Wall Street stocks surged to their highest level since August, while European government bonds posted their biggest one-day gains in years.

In the US, the broad S&P 500 stock index rose 0.9% in late afternoon trading, while the tech-heavy Nasdaq Composite rose 2.6%, with gains in both indices slowing from earlier in the day.

The rally in U.S. Treasurys that started Wednesday continued after the Federal Reserve hiked rates more slowly than in recent months, suggesting a string of aggressive rate hikes was coming to an end.

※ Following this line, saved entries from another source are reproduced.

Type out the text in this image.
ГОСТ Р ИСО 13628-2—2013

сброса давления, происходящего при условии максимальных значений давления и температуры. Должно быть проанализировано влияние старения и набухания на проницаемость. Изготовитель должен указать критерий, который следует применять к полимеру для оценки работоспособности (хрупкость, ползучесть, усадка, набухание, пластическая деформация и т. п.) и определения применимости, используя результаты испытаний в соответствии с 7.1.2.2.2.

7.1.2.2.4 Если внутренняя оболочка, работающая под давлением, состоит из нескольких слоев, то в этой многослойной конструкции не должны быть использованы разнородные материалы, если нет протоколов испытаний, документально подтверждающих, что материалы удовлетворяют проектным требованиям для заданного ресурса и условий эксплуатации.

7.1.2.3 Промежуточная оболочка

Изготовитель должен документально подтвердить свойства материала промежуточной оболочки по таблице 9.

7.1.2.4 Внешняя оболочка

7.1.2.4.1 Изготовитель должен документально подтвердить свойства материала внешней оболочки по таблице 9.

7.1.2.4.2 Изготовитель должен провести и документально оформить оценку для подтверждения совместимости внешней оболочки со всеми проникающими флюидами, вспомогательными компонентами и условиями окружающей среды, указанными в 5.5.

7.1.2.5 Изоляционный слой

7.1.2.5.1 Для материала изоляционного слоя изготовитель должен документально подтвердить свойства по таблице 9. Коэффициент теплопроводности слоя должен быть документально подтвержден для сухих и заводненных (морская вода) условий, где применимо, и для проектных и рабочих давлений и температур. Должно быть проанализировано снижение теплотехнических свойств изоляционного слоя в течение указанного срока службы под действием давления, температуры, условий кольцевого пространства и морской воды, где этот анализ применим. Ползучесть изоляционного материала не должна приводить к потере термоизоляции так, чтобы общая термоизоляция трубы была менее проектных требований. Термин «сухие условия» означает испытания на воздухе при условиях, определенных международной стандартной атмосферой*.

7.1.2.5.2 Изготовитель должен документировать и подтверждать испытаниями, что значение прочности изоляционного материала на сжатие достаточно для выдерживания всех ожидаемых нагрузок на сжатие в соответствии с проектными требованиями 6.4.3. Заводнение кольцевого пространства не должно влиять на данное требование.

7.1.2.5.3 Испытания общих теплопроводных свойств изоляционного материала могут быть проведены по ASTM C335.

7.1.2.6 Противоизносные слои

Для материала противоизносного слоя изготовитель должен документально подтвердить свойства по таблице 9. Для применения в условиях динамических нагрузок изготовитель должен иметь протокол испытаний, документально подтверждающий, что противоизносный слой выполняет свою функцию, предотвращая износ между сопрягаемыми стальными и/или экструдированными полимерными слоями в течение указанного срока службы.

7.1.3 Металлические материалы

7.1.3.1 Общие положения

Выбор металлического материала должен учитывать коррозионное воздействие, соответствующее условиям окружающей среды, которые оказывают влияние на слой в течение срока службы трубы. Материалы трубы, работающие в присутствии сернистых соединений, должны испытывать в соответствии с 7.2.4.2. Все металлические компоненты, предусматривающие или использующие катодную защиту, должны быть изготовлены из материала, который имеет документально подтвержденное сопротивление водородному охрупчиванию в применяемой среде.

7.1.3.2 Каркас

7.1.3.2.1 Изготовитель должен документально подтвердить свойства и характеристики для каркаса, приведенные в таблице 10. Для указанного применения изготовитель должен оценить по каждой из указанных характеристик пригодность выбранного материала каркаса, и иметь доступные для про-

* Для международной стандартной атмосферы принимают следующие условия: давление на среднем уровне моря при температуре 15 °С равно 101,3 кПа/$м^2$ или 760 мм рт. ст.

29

Fed Chair Jay Powell said the disinflationary process had begun for the first time in consumer goods. A Market Interpreted as Doves signal.

Yields on 10-year US Treasuries fell to 3.40%, the lowest since September. The rate-sensitive 2-year yield fell 0.03 points to 4.10%. As bond prices rise, bond yields fall.

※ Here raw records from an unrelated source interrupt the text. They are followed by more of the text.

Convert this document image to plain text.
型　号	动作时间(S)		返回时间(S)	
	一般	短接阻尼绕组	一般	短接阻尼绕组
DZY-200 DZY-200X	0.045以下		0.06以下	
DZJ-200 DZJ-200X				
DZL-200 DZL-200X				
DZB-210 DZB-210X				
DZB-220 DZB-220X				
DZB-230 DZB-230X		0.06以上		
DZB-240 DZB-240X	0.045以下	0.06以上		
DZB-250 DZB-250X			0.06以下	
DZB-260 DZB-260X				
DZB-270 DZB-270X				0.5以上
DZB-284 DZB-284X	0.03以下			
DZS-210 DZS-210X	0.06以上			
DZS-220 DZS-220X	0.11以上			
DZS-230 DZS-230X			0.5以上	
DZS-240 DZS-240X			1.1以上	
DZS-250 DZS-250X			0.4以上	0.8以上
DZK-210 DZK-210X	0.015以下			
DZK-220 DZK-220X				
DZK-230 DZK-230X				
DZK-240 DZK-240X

The Bank of England expressed similar sentiments towards the Fed on Thursday. The BoE’s 0.5 percentage point rate hike was widely expected, but he withdrew previous guidance to continue to act “vigorously” to keep inflation in check.

In contrast, European Central Bank President Christine Lagarde vowed to “keep the course” when her institution raised interest rates by half a percentage point and promised the same in March. emphasized that future interest rate decisions would depend on future economic data.

“We are now in a position where the market is winning what appears to be a calibrated ‘light at the end of the tunnel’ signal from central banks,” said Nomura Securities analyst Charlie McElligott. rice field.

“Markets are voting at their feet, trains are leaving stations, highly speculative stuff is exploding and bond yields are plummeting,” he added. “[Central banks] I threw gasoline on the fire.”

Europe’s Stox 600 closed more than 1.3% higher while Germany’s Dax rose 2.2%. The FTSE 100 was up 0.8%.

The regional benchmark 10-year German government bond yield fell 0.22 points to 2.07%, reflecting higher prices. His risky Italian 10-year bond yield fell 0.4 points to 3.90%.

In the UK, traders expect the BoE’s next rate hike to be the last in the cycle, with borrowing costs expected to peak at 4.25% by August. In the Eurozone, the market expects interest rates to rise from 2.5% currently and peak at 3.25% in the summer.

“The market wants a rebound, it misses the slightly hawkish stuff, and it’s very exciting,” said Matthew Reese, head of global fixed income strategy at Legal & General.

The dollar index, which tracks the U.S. currency against a basket of six peers, has fallen more than a tenth in the past three months as the pace of rising interest rates slowed, but traded 0.5% higher on Thursday. .

In Asia, Hong Kong’s Hang Seng Index fell 0.5%, China’s CSI 300 fell 0.3% and Japan’s Nikkei rose 0.2%.